The threat posed by big federal debt:
"We face an enormous common problem.... It is the menace of red ink. It isn't a left-right, R-versus-D question. It is arithmetic.... We have to fix it, or we are going to lose the American promise we call the dream."
Whether the US economy could recover from recession without government action:
"We constantly overestimate ... the degree to which governments can make all this happen or not happen.... You say, 'Can it heal itself?' We shouldn't underestimate its capacity to do that. We have seen it before."
President Obama's plan to increase taxes on families making more than $250,000 a year:
"The president and some of his allies with their obsession about tax rates are looking in the wrong place.... The first place to look is benefits that the wealthy don't need, which means, obviously, means testing."

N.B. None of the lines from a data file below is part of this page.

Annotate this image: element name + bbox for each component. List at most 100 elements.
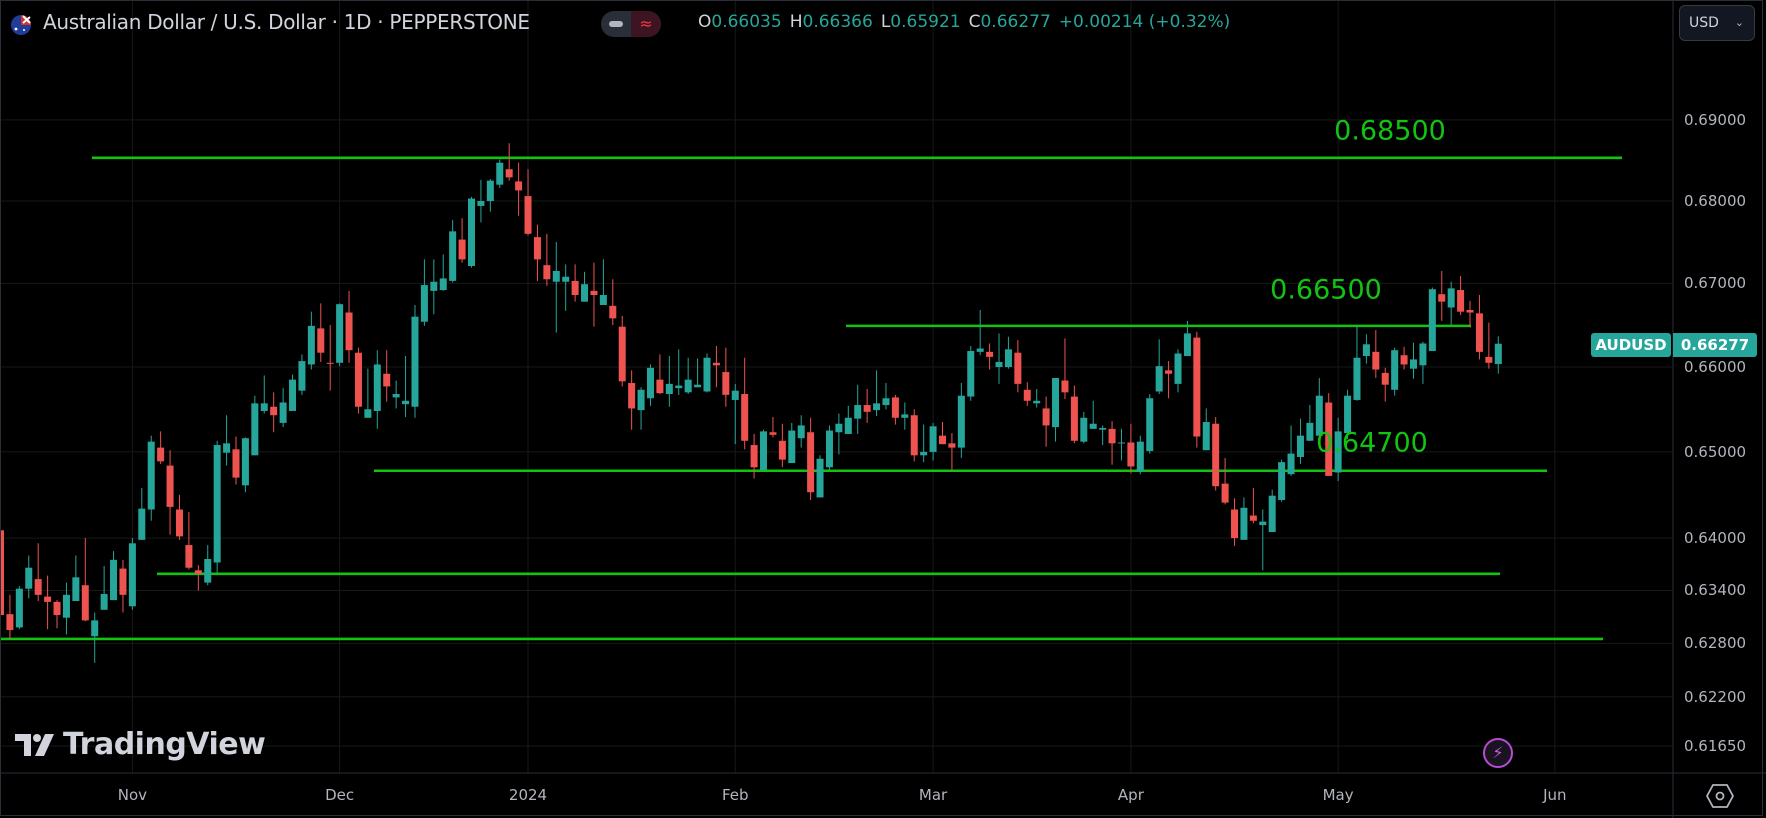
candle-up [646, 364, 654, 406]
candle-body [825, 430, 833, 468]
candle-body [891, 397, 899, 418]
candle-up [25, 555, 33, 599]
candle-body [1344, 395, 1352, 434]
candle-up [100, 565, 108, 610]
candle-up [298, 354, 306, 395]
candle-up [223, 415, 231, 466]
candle-body [1259, 521, 1267, 526]
candle-down [270, 392, 278, 433]
candle-body [298, 361, 306, 391]
candle-down [1400, 346, 1408, 370]
level-label: 0.66500 [1270, 274, 1382, 306]
candle-body [976, 348, 984, 352]
candle-body [1108, 428, 1116, 444]
candle-body [1475, 313, 1483, 352]
candle-body [1023, 389, 1031, 401]
candle-body [703, 357, 711, 392]
candle-up [430, 259, 438, 315]
candle-body [1325, 402, 1333, 476]
candle-up [665, 356, 673, 407]
candle-up [147, 435, 155, 521]
candle-up [496, 159, 504, 188]
candle-body [1052, 377, 1060, 428]
candle-up [1306, 405, 1314, 441]
candle-body [364, 409, 372, 418]
symbol-tag: AUDUSD [1591, 333, 1671, 357]
candle-up [1268, 489, 1276, 533]
candle-up [241, 437, 249, 493]
candle-down [618, 315, 626, 387]
candle-body [1042, 408, 1050, 426]
candle-body [420, 285, 428, 322]
wave-icon[interactable]: ≈ [631, 11, 661, 37]
candle-body [562, 276, 570, 282]
tradingview-logo-icon [15, 733, 54, 756]
candle-body [1428, 289, 1436, 352]
currency-value: USD [1689, 15, 1719, 31]
gear-hexagon-icon[interactable] [1706, 783, 1734, 809]
candle-body [1183, 333, 1191, 357]
candle-down [354, 347, 362, 414]
candle-body [458, 239, 466, 260]
candle-down [543, 233, 551, 286]
minus-icon[interactable] [601, 11, 631, 37]
close-value: 0.66277 [980, 12, 1051, 32]
candle-body [44, 596, 52, 602]
candle-body [581, 284, 589, 302]
time-tick-label: Dec [325, 786, 355, 804]
candle-up [336, 303, 344, 367]
lightning-icon[interactable]: ⚡ [1483, 738, 1513, 768]
candle-up [835, 413, 843, 455]
candle-up [1362, 334, 1370, 364]
candle-body [797, 425, 805, 439]
chart-mode-toggle[interactable]: ≈ [601, 11, 661, 37]
candle-body [637, 389, 645, 411]
candle-down [185, 512, 193, 570]
candle-body [6, 614, 14, 631]
candle-up [411, 305, 419, 418]
candle-body [1249, 515, 1257, 521]
candle-down [948, 433, 956, 471]
candle-body [166, 465, 174, 507]
candle-up [825, 425, 833, 470]
candle-body [854, 405, 862, 419]
candle-body [778, 440, 786, 460]
candle-up [204, 545, 212, 586]
candle-down [1485, 322, 1493, 369]
candle-up [797, 415, 805, 448]
tradingview-logo[interactable]: TradingView [15, 727, 266, 762]
symbol-title[interactable]: Australian Dollar / U.S. Dollar · 1D · P… [43, 10, 530, 34]
candle-up [364, 368, 372, 418]
candle-down [769, 416, 777, 438]
candle-body [1014, 352, 1022, 384]
candle-up [91, 612, 99, 663]
candle-down [656, 354, 664, 395]
candle-up [1287, 425, 1295, 476]
candle-down [778, 423, 786, 468]
candle-up [1259, 509, 1267, 571]
price-tick-label: 0.69000 [1684, 110, 1747, 129]
candle-body [175, 509, 183, 537]
candle-body [571, 280, 579, 296]
candle-body [25, 567, 33, 589]
candle-body [939, 435, 946, 445]
candle-down [1372, 330, 1380, 378]
currency-select[interactable]: USD ⌄ [1679, 5, 1755, 41]
candle-up [1052, 377, 1060, 442]
candle-body [948, 443, 956, 448]
candle-down [1231, 498, 1239, 546]
candle-body [533, 237, 541, 260]
horizontal-levels [0, 156, 1622, 641]
candle-body [967, 351, 975, 397]
candle-up [675, 349, 683, 395]
candle-down [1070, 385, 1078, 444]
candle-body [1004, 349, 1012, 367]
candle-body [345, 312, 353, 351]
candle-down [1457, 275, 1465, 316]
candle-up [788, 422, 796, 464]
candle-down [807, 417, 815, 500]
candle-body [665, 383, 673, 395]
candle-up [995, 333, 1003, 384]
last-price-tag: 0.66277 [1673, 333, 1757, 357]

Texas Gov. Rick Perry's electability in the presidential race:
"I don't think we know enough to say yet.... I have been worried about the track of this economy since late '09.... In that [grim economic] situation ... it could be that any Republican who breathes and speaks English becomes the default option."
Sizing up Mr. Obama:
"I love ... that he seems devoted to his family. That is a very important example.... I think in many aspects of foreign policy I don't have a quarrel.... The president, his life has been so far removed from the world in which jobs and wealth and prosperity are made that he does not understand and probably cannot understand how damaging his policies are to the economic prospects of the country. He just inhabits a different planet ... in that respect."
Why he does not watch GOP presidential debates:
"I don't watch a lot of television ... and it is just not my favorite fare, I guess. I'm a print guy."